Federal authorities (USA) are accepting comments on a planned regulation that would prohibit use of some cattle tissues in all animal feeds by late April. The regulation published by the Food and Drug Administration is intended to reduce the risk of transmission of bovine spongiform encephalopathy by prohibiting use of brains and spinal cords from cattle 30 months and older in all animal feed. The materials are already prohibited from use in feed for ruminants, including cattle, sheep, and goats. “The added measure of excluding high-risk materials from all animal feeds addresses risks associated with accidental feeding of such material to cattle, which could occur through cross-contamination of ruminant feed with non-ruminant feed or feed ingredients during manufacture and transport or through misfeeding of non-ruminant feed to ruminants on the farm,” states a Nov. 25, 2008 update from the FDA.

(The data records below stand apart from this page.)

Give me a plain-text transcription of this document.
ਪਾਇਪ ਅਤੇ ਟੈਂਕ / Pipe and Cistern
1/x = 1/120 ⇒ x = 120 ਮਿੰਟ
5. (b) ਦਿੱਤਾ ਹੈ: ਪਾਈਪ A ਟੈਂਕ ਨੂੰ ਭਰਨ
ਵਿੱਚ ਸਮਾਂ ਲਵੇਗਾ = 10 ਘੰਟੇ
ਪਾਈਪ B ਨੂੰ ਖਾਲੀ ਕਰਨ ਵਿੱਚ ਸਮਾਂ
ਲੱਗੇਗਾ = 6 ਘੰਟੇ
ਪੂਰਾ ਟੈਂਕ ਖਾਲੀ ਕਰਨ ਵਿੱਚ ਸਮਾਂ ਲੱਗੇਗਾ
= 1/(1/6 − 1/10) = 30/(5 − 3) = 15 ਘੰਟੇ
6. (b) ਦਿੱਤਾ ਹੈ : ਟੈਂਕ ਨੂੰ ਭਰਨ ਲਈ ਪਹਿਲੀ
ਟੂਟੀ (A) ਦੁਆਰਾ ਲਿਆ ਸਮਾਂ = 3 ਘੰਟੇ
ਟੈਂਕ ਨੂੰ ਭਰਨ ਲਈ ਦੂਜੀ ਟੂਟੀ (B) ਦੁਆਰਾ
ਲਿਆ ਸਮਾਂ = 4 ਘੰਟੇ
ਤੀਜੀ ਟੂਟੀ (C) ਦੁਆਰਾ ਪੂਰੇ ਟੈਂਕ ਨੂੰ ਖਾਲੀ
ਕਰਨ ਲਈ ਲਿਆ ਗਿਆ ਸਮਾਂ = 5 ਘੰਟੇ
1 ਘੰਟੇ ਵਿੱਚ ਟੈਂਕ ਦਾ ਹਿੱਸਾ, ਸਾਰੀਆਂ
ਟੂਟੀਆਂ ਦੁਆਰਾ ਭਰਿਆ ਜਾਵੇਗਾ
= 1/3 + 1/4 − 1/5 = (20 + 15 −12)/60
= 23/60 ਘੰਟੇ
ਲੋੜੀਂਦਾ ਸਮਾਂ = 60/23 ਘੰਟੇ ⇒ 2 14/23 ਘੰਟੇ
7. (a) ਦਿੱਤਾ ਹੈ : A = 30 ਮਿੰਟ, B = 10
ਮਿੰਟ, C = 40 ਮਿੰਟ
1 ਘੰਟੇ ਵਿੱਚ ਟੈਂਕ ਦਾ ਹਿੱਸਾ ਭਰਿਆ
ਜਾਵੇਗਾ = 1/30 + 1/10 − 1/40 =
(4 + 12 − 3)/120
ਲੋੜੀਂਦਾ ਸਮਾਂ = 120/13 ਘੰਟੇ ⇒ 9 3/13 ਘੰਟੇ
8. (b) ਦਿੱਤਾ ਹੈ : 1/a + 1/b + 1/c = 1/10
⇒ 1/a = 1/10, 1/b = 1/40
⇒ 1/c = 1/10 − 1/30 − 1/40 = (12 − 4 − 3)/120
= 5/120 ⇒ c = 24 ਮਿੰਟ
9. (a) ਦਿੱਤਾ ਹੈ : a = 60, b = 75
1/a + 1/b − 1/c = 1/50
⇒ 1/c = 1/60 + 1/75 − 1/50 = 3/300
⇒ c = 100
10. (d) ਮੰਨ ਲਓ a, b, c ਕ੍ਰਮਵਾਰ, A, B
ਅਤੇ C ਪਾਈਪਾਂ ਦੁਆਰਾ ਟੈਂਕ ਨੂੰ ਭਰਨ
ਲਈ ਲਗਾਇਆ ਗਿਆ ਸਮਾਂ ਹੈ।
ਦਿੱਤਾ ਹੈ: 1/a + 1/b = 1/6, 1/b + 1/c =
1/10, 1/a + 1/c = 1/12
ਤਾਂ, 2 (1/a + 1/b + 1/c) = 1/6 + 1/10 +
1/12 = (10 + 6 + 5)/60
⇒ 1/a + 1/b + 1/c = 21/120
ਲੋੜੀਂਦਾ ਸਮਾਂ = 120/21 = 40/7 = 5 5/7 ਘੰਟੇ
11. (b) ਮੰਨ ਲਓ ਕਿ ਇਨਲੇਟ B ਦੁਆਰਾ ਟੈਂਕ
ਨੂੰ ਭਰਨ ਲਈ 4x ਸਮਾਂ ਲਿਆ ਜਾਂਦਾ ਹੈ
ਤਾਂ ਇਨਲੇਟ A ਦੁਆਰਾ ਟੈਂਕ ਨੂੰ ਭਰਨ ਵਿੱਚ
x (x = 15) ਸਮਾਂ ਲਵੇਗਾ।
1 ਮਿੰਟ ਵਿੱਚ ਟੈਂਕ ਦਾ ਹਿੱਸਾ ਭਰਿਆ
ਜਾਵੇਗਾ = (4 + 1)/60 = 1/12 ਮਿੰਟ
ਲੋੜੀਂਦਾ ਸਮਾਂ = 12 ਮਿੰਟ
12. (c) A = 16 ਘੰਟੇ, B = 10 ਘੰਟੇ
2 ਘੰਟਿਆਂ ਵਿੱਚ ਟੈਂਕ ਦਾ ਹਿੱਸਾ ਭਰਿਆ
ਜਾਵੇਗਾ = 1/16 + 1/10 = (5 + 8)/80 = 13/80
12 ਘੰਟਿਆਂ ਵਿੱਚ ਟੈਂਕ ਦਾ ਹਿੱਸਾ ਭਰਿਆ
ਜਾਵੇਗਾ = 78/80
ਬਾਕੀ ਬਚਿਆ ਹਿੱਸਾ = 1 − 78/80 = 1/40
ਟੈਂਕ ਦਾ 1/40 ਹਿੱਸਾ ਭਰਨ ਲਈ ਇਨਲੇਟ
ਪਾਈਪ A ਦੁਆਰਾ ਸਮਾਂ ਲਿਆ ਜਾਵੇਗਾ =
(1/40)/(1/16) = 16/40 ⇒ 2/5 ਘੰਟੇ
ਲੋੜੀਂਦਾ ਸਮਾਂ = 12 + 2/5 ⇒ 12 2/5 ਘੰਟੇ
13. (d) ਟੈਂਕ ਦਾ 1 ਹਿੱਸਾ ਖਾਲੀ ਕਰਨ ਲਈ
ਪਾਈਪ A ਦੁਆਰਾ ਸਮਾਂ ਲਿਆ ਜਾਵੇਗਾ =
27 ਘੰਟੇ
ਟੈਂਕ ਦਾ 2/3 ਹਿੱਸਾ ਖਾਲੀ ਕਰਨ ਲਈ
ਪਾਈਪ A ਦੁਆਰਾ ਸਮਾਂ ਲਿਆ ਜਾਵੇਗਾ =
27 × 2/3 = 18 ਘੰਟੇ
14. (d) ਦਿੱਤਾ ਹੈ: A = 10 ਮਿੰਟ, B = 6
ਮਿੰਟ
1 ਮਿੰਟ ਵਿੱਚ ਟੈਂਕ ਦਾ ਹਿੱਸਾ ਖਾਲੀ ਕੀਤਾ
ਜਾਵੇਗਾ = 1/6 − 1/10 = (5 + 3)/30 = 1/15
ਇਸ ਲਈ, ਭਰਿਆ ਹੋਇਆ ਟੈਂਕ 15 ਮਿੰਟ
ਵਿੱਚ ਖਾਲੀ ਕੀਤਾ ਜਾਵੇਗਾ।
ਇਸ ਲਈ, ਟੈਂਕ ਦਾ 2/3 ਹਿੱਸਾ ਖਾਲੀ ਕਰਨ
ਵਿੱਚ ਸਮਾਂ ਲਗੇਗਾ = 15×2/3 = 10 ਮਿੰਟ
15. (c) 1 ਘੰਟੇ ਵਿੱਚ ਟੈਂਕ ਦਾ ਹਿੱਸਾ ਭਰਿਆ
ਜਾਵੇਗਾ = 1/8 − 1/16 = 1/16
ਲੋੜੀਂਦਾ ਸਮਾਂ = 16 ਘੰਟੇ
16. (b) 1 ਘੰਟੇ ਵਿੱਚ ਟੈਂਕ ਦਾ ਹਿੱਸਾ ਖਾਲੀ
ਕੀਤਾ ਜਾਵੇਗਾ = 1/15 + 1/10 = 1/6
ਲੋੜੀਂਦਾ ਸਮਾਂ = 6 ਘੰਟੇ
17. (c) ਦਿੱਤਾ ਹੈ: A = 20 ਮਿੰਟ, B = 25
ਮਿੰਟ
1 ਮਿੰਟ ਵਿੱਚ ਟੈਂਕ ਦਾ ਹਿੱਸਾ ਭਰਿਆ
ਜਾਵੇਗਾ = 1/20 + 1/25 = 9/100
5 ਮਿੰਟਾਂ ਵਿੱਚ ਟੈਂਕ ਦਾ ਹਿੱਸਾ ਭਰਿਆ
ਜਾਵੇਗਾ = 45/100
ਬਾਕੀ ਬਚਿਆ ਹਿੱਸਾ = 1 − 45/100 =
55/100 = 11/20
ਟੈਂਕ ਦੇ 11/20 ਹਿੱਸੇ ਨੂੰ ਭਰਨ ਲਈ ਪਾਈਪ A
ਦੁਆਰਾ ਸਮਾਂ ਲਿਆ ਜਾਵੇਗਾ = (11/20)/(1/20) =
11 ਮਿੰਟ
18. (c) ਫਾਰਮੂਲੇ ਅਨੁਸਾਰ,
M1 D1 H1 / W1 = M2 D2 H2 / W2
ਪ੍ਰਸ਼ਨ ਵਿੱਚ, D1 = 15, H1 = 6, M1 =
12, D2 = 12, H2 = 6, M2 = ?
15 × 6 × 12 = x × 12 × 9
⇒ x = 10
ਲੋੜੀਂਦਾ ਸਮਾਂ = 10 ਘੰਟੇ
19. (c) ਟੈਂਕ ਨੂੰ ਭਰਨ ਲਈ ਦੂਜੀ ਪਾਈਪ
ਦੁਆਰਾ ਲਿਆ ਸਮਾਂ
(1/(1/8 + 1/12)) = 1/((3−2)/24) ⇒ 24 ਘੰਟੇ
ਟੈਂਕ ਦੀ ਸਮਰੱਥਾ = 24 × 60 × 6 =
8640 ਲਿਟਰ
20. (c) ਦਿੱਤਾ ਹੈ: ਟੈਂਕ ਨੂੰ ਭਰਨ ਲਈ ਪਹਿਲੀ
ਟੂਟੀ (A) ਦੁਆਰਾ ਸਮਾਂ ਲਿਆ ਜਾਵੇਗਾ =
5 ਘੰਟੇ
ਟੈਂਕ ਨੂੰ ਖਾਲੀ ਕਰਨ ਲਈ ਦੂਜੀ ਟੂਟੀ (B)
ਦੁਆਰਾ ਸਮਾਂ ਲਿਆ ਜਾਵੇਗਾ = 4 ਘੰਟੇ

The regulation would also ban from animal feed the entire carcasses of all BSE test-positive cattle, the entire carcass of any cow 30 months or older that is not inspected and passed for human consumption and from which the brain and spinal cord is not removed, tallow derived from the prohibited materials that contain more than 0.15 percent insoluble impurities, and mechanically separated beef derived from the prohibited materials, according to information from the FDA. The FDA also released in late November a report indicating that, of 7,876 firms that handle materials prohibited from use in ruminant feed, none had violations of the Ruminant Feed Ban that warranted regulatory sanctions during their most recent inspections, and 121 required voluntary corrective action. The firms examined by state and federal inspectors include renderers, feed mills, protein blenders, ruminant feeders, on-farm mixers, pet food manufacturers, animal feed salvagers, distributors, retailers, and animal feed transporters.